За окном свет и зной, подоконники ярки, Безмятежны и жарки последние дни, Полетай, погуди - и в засохшей татарке, На подушечке красной, усни.
Не дано тебе знать человеческой думы, Что давно опустели поля, Что уж скоро в бурьян сдует ветер угрюмый Золотого сухого шмеля! 1916 NB: Стихотворение показано (по телефону) Леной: мол, почти как твои шмели в твоих стихах. Мой да не мой. Да и ничего здесь нет моего. И я не мой. Часто – немой. Как в детстве. Бунин – мой. Прежде всего поэт. Щеглы, как звон, стеклянный, неживой, И клен над облетевшею листвой, На пустоте лазоревой и чистой, Уже весь голый, легкий и ветвистый… О мука мук! Что надо мне, ему, Щеглу, листве? И разве я пойму, Зачем я должен радость этой муки, Вот этот небосклон, и этот звон, И темный смысл, которым полон он, Вместить в созвучия и звуки? Я должен взять – и, разгадав, отдать. Мне кто-то должен сострадать, Что пригревает солнце низким светом Меня в саду, просторном и раздетом, Что озаряет желтая листва Ветвистый клен, что я едва-едва, Бродя в восторге по саду пустому, Мою тоску даю понять другому… – Беру большой зубчатый лист с тугим Пурпурным стеблем, – пусть в моей тетради Останется хоть память вместе с ним Об этом светлом вертограде С травой, хрустящей белым серебром, О пустоте, сияющей над кленом Безжизненно-лазоревым шатром И о щеглах с хрустально-мертвым звоном! 1917 NB: Это стихотворение уже я показал ей. Через 5 месяцев после разрыва сказала: Что-то от Мандельштама? Нет, говорю, от Баратынского, скорей. Это был последний нормальный – без обид – разговор. Спасибо Ивану Алексеевичу. Бунин – чудо. Во всём.
Анна Ахматова Третий Зачатьевский Переулочек, переул… Горло петелькой затянул.
Тянет свежесть с Москва-реки, В окнах теплятся огоньки.

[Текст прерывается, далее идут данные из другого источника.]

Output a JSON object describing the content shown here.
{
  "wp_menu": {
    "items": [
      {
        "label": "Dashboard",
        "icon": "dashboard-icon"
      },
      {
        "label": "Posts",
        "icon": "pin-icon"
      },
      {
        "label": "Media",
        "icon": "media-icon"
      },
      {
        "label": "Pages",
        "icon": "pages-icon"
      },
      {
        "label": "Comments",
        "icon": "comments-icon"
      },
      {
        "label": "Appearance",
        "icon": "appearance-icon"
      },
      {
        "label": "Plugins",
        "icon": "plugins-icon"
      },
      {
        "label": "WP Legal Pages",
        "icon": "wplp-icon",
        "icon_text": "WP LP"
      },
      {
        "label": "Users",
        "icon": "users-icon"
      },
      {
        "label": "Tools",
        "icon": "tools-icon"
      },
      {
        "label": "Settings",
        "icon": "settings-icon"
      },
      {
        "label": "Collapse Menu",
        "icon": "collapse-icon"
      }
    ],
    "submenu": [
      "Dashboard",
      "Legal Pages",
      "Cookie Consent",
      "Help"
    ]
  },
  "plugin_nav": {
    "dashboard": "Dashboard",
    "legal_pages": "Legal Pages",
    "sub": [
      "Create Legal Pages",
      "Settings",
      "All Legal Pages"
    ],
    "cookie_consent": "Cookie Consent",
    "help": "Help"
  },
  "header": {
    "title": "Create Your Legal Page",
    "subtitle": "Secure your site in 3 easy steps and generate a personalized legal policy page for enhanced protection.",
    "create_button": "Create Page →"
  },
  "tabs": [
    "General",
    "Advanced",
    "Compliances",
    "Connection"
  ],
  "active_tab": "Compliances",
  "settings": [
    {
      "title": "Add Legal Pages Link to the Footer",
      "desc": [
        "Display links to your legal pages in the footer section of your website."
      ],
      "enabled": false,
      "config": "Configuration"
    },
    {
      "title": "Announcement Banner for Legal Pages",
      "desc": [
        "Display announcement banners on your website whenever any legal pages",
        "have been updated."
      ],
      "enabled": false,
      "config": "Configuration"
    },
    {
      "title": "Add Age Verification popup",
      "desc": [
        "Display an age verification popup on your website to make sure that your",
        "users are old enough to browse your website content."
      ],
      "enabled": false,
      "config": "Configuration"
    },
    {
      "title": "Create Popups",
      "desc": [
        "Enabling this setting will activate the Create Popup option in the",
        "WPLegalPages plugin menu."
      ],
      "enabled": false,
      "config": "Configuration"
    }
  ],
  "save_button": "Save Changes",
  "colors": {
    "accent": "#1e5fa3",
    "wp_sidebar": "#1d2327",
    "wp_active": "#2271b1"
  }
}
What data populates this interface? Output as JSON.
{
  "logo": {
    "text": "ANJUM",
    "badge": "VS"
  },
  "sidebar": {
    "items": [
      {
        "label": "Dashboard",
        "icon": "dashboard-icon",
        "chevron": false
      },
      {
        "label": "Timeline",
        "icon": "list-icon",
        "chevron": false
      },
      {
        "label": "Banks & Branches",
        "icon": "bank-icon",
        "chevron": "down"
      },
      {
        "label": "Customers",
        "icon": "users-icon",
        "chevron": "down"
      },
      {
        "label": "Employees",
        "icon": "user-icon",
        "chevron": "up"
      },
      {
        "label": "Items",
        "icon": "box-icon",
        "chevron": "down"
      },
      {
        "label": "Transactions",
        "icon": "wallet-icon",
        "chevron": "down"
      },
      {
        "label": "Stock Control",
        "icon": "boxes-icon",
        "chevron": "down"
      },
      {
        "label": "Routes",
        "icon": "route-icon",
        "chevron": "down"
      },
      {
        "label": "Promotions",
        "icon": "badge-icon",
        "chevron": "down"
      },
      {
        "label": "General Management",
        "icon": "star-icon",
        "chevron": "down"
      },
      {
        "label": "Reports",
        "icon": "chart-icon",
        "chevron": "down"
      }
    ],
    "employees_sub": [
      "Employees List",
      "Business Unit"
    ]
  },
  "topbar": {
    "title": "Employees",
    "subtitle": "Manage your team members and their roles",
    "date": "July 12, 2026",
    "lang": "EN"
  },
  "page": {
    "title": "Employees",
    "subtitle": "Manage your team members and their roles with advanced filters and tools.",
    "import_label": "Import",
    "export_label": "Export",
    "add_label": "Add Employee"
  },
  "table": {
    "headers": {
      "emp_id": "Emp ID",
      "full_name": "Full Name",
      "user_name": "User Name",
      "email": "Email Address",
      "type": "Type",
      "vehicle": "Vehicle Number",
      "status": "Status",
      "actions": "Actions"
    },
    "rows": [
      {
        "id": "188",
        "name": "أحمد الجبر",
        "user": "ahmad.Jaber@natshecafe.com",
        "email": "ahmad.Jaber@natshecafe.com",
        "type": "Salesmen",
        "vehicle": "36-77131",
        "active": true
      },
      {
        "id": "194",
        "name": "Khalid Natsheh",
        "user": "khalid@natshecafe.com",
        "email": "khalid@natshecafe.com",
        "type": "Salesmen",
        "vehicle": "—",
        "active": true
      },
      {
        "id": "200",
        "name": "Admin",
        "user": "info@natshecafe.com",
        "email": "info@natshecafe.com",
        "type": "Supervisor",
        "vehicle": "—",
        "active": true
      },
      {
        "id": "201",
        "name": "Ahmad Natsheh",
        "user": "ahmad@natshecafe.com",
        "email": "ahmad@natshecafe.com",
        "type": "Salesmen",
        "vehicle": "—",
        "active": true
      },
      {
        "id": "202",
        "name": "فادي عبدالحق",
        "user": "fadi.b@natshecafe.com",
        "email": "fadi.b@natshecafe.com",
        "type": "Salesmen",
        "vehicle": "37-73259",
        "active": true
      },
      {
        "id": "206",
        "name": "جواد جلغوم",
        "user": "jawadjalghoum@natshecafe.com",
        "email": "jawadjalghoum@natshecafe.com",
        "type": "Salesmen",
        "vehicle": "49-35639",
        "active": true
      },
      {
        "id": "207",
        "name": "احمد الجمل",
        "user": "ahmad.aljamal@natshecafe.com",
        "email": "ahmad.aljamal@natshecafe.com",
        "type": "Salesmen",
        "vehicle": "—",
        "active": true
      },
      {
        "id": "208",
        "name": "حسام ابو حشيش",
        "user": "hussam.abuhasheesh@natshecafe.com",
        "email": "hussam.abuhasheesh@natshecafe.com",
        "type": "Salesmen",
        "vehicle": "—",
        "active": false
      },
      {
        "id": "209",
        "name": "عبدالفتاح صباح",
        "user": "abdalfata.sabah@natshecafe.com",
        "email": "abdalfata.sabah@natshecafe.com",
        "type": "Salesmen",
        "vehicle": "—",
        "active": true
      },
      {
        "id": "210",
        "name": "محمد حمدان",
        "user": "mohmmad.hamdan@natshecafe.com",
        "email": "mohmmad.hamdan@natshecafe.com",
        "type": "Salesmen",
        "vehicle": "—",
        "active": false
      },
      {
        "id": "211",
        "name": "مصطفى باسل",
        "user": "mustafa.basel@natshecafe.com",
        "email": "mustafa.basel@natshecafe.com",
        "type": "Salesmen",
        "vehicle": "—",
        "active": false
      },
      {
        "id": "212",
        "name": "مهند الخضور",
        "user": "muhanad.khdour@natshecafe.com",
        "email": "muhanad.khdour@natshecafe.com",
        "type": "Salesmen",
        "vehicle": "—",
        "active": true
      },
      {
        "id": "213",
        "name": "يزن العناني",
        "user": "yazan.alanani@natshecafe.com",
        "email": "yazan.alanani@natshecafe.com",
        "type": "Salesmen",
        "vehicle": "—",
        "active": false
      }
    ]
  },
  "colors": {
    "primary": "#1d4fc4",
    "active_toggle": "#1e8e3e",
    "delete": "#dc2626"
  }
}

Покосился гнилой фонарь – С колокольни идет звонарь…
Как по левой руке – пустырь, А по правой руке – монастырь,
А напротив – высокий клен Красным заревом обагрен,
А напротив – высокий клен Ночью слушает долгий стон.
Мне бы тот найти образок, Оттого что мой близок срок,
Мне бы снова мой черный платок, Мне бы невской воды глоток. 1922–1940 NB: Это уже из тех стихов, которые мучают всю жизнь: переулочек-переул… – загадкой, ужасом, вернее – грядущим ужасом, будущим страданием. Петелька. Горло. Срок. Воды глоток. И упало каменное слово На мою ещё живую грудь. Ничего, ведь я была готова. Справлюсь с этим как-нибудь. У меня сегодня много дела: Надо память до конца убить, Надо, чтоб душа окаменела, Надо снова научиться жить. А не то… Горючий шелест лета Словно праздник за моим окном. Я давно предчувствовала этот Светлый день и опустелый дом. 1939 NB: Стихи про меня. Про пятьдесят шестой год моей жизни. Я не была здесь лет семьсот, Но ничего не изменилось... Все так же льется Божья милость С непререкаемых высот,
Все те же хоры звезд и вод, Все так же своды неба черны, И так же ветер носит зерна, И ту же песню мать поет.
Он прочен, мой азийский дом, И беспокоиться не надо... Еще приду. Цвети, ограда, Будь полон, чистый водоем. 1942–1944 NB: Стихи как продолжение взгляда Леонардо Да Винчи, который продолжил, удлинил взгляд Платона, который, в свою очередь… и т. д. И мой взгляд (один из его корней) – в татарве, в половцах, в хазарах. И взгляд Мандельштама – из эллинских небес. Взгляд поэзии. Взгляд культуры.
Федор Тютчев Люблю глаза твои, мой друг, С игрой их пламенно-чудесной, Когда их приподымешь вдруг И, словно молнией небесной, Окинешь бегло целый круг...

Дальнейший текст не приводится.